I’m having problems doing something which I hope is quite simple. Ideally I would like to solve this without the need for any scripting.
I’ve split a string up into a list of all the words that make that string (max 10). I then want to compare this list of words with those of another string using. I can do this in Excel easily - the first comparison yields a score of 2 and the second comparison yields a score of 3. In this instance I would choose the second comparison over the first one.
Could anyone advise on the nodes I would use for this (preferably a non-scripted solution as I am not fluent in any languages).
@izaychik63, i’m not sure I get your solution. My starting point in KNIME would be the 2 strings, which have been separated into their individual words. I eventually want to apply this to a few hundred examples hence the attempt in KNIME.

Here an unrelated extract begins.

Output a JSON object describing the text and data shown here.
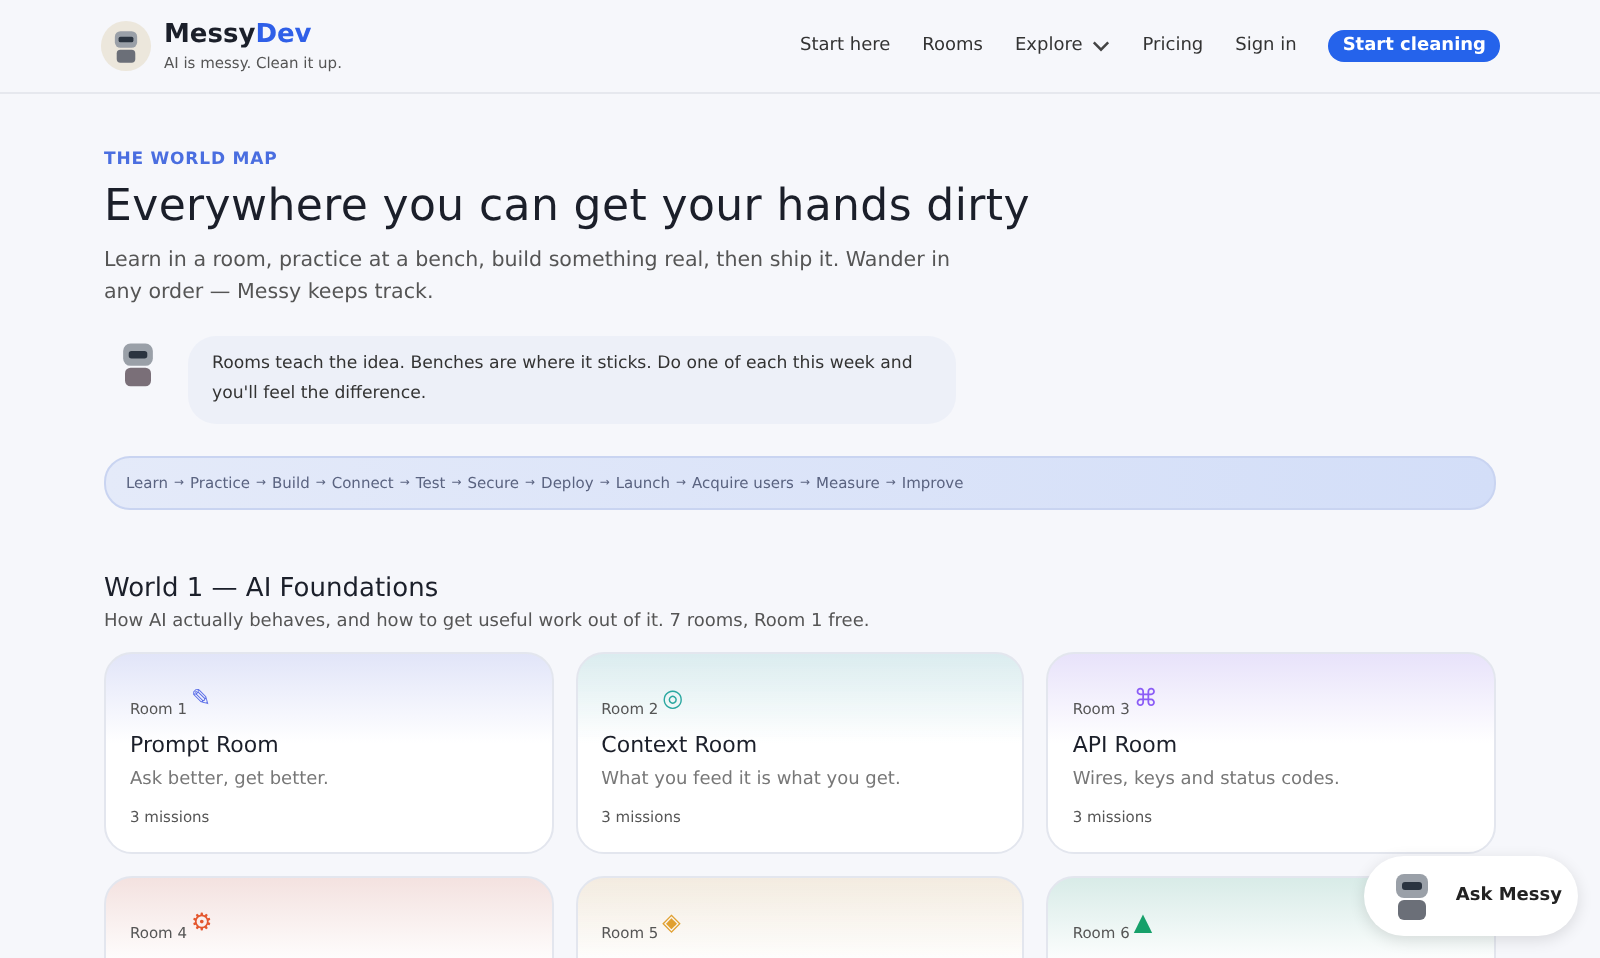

@ScottF, does this solution compare each word from 1 string to every word from the other? It looks like the bit vectors generated only compare 1st word to 1st word, then 2nd word to 2nd word and so on. Correct me if I am wrong.
The simplest solution I see for your task is based on Rule Engine (Dictionary). You’ll need to create a rules table based on your control phrase just 9 rules like:
$Test_Word$ = $Input_Word$ Second column - 1.

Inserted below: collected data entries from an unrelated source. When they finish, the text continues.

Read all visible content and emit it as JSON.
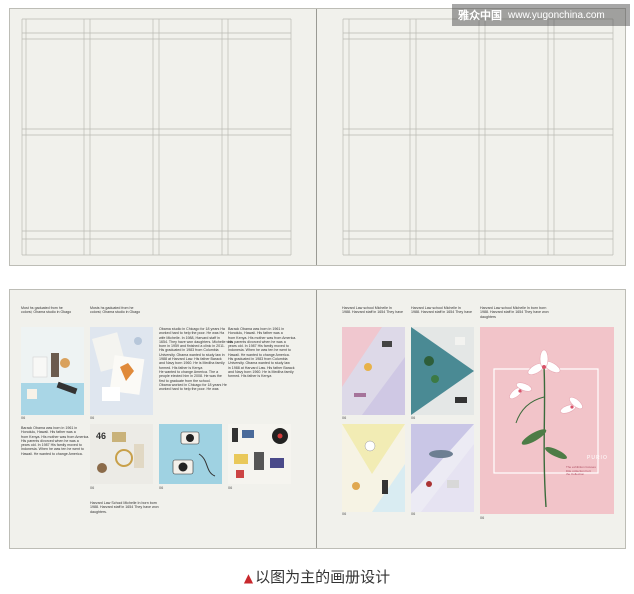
{
  "watermark": {
    "logo": "雅众中国",
    "url": "www.yugonchina.com"
  },
  "left_page": {
    "blocks": [
      {
        "text": "Most hs gaduated from he\ncolorsi; Ohama studio in Okago"
      },
      {
        "text": "Mosts hs gaduated from he\ncolorsi; Ohama studio in Okago"
      },
      {
        "text": "Obama studio in Chicago for 18 years Ha\nworked hard to help the poor. He was Ha\nwife Michelle. In 1988, Harvard staff in\n1654. They have won daughters. Michelle was\nborn in 1959 and finished a clinic in 2011.\nHis graduated in 1983 from Columbia\nUniversity. Obama wanted to study law in\n1988 at Harvard Law. His father Barack\nand Navy born 1960. He is Mediha family\nformed. His father is Kenya\nHe wanted to change America. The a\npeople elected him in 2008. He was the\nfirst to graduate from the school.\nObama worked in Chicago for 18 years He\nworked hard to help the poor. He was"
      },
      {
        "text": "Barack Obama was born in 1961 in\nHonolulu, Hawaii. His father was a\nfrom Kenya. His mother was from America.\nHis parents divorced when he was a\nyears old. In 1987 His family moved to\nIndonesia. When he was ten he went to\nHawaii. He wanted to change America.\nHis graduated in 1983 from Columbia\nUniversity. Obama wanted to study law\nin 1988 at Harvard Law. His father Barack\nand Navy born 1960. He is Mediha family\nformed. His father is Kenya"
      },
      {
        "text": "Barack Obama was born in 1961 in\nHonolulu, Hawaii. His father was a\nfrom Kenya. His mother was from America.\nHis parents divorced when he was a\nyears old. In 1987 His family moved to\nIndonesia. When he was ten he went to\nHawaii. He wanted to change America."
      },
      {
        "text": "Harvard Law School Michelle In born born\n1988. Harvard staff in 1654 They have won\ndaughters."
      }
    ],
    "page_numbers": [
      "06",
      "06",
      "06",
      "06",
      "06"
    ],
    "photo_number_label": "46"
  },
  "right_page": {
    "blocks": [
      {
        "text": "Harvard Law school Michelle In\n1988. Harvard staff in 1654 They have"
      },
      {
        "text": "Harvard Law school Michelle In\n1988. Harvard staff in 1654 They have"
      },
      {
        "text": "Harvard Law school Michelle In born born\n1988. Harvard staff in 1654 They have won\ndaughters"
      }
    ],
    "page_numbers": [
      "06",
      "06",
      "06",
      "06",
      "06"
    ],
    "poster": {
      "title": "PURIO",
      "subtitle": "The exhibition focuses\nlittle collection hort\nthe Collection"
    }
  },
  "caption": {
    "marker": "▲",
    "text": "以图为主的画册设计"
  },
  "colors": {
    "page": "#f1f1ec",
    "grid_line": "#b9b9b3",
    "pink": "#f2c4c9",
    "teal": "#4a8a94",
    "sky": "#a9d6e6",
    "yellow": "#f2ecb4",
    "lavender": "#c9c6e6",
    "caption_marker": "#c8282d"
  }
}
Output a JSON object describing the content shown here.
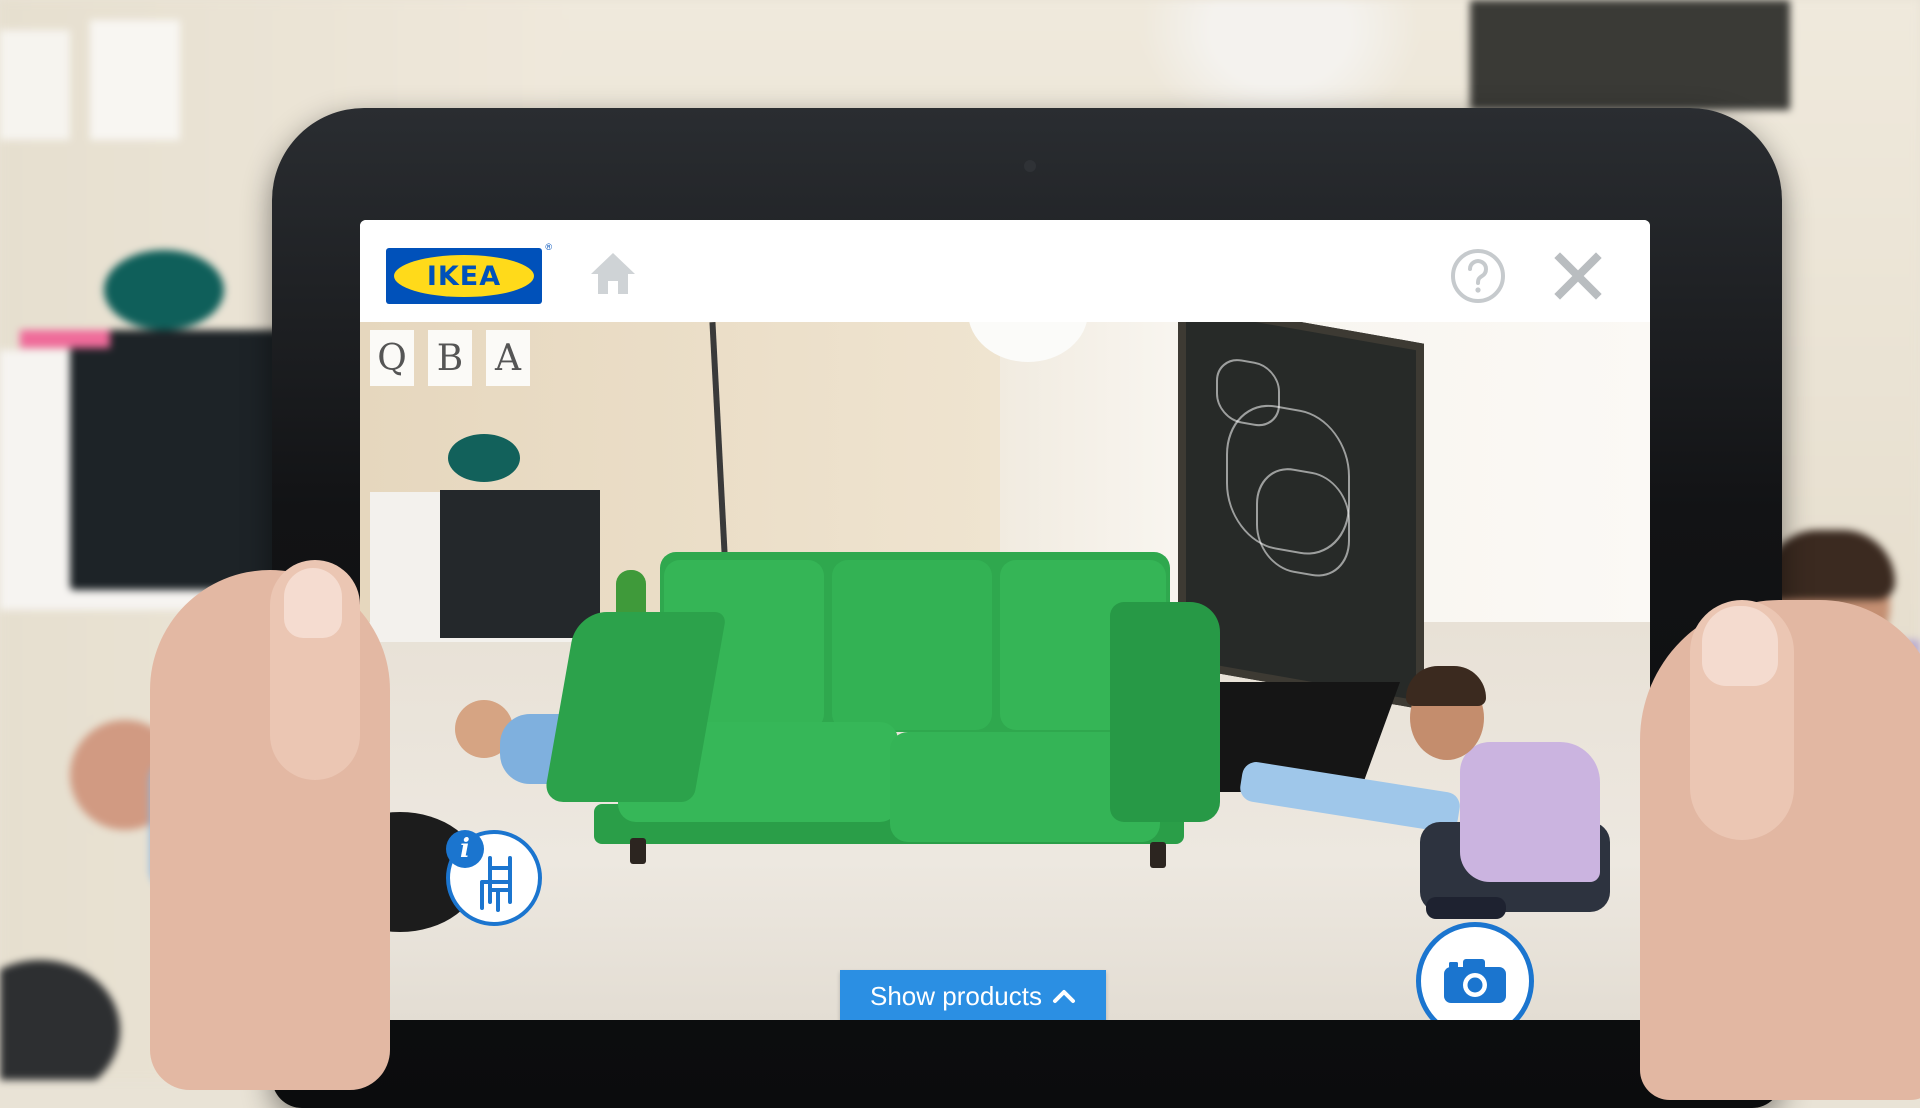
{
  "app": {
    "logo_text": "IKEA",
    "logo_reg": "®",
    "colors": {
      "brand_blue": "#0051ba",
      "brand_yellow": "#ffda1a",
      "ui_blue": "#2b8fe3",
      "sofa_green": "#33b254"
    }
  },
  "header": {
    "home_icon": "home-icon",
    "help_icon": "help-icon",
    "close_icon": "close-icon"
  },
  "scene": {
    "wall_letters": [
      "Q",
      "B",
      "A"
    ]
  },
  "controls": {
    "product_info_icon": "chair-info-icon",
    "info_glyph": "i",
    "show_products_label": "Show products",
    "show_products_icon": "chevron-up-icon",
    "camera_icon": "camera-icon"
  }
}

Organize input words in 2 columns:
Phrase_ID, Input_Word.
Rule Engine will return you the set of 3 columns Phrase_ID, Input_Word, IsMatch.

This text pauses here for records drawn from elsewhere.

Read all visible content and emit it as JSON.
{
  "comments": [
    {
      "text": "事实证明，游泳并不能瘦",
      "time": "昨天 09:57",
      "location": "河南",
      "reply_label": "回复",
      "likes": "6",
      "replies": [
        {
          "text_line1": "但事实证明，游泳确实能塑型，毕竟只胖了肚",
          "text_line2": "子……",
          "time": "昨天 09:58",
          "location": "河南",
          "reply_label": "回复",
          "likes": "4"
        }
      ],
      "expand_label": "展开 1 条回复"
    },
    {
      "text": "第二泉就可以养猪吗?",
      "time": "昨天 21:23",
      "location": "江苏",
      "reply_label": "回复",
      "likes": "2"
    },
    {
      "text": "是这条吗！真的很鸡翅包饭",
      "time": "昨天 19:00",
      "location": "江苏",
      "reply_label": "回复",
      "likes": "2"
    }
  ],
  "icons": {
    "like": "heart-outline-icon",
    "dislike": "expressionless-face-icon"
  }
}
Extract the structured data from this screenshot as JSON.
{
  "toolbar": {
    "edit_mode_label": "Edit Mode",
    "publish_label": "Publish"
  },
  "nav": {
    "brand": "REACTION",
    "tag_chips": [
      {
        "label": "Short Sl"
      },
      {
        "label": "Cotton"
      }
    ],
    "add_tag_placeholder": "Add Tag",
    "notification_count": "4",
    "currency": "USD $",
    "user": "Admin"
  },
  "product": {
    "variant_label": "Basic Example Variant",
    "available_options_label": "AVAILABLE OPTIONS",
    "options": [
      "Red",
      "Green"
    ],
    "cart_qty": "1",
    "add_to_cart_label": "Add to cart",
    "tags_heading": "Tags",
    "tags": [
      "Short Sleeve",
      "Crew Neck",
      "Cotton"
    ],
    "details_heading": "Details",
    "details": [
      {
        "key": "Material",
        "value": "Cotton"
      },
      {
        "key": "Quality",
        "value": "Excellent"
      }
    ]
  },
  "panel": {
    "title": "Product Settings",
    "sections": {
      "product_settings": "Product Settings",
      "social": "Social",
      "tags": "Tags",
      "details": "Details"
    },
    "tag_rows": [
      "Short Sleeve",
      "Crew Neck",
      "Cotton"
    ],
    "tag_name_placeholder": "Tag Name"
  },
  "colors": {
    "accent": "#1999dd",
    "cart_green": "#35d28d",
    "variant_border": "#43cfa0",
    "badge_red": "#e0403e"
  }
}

Now you need to use Group By node to count isMatch grouping by Phrase_Id.
In result table look for maximum by sorting the isMatch counts.
I have done a workflow sketch using Rule Engine node with multiple rules and flow variables. You have got two String Input nodes for your strings, Cell Splitter node to get only words and GroupBy at the end to get sum. This workflow is only to compare two strings. To compare multiple strings to one you would probably need to add a loop. Also to make it work without need to change Rule Engine each time number of words in a string is changed you need couple of more nodes. Take a look and if you will have any questions just ask
@yush - no, the workflow calculates a similarity value, which is basically the number of matching words between the two sentences divided by the total number of words in the set.
It’s fairly straightforward to calculate with only a few nodes, but it may not be exactly what you need either.
I built a workflow with two approaches. One using @ScottF example and putting that into a loop, using BitVectors.
And one using the
This approach introduces an artificial artificial id (art_id) and joins every string with every other one and then calculates which string is the closest match.
Many thanks to all of you who provided support, especially to those who went through the effort to create workflows. All of your solutions helped in my understanding to solve the problem.
In the end, this is the workflow I used, with the first input containing 61 strings, and the second input with 307 strings. Using the StringSimilarity node, I was able to retrieve a sensible match for each of the 61 strings from the list of 307.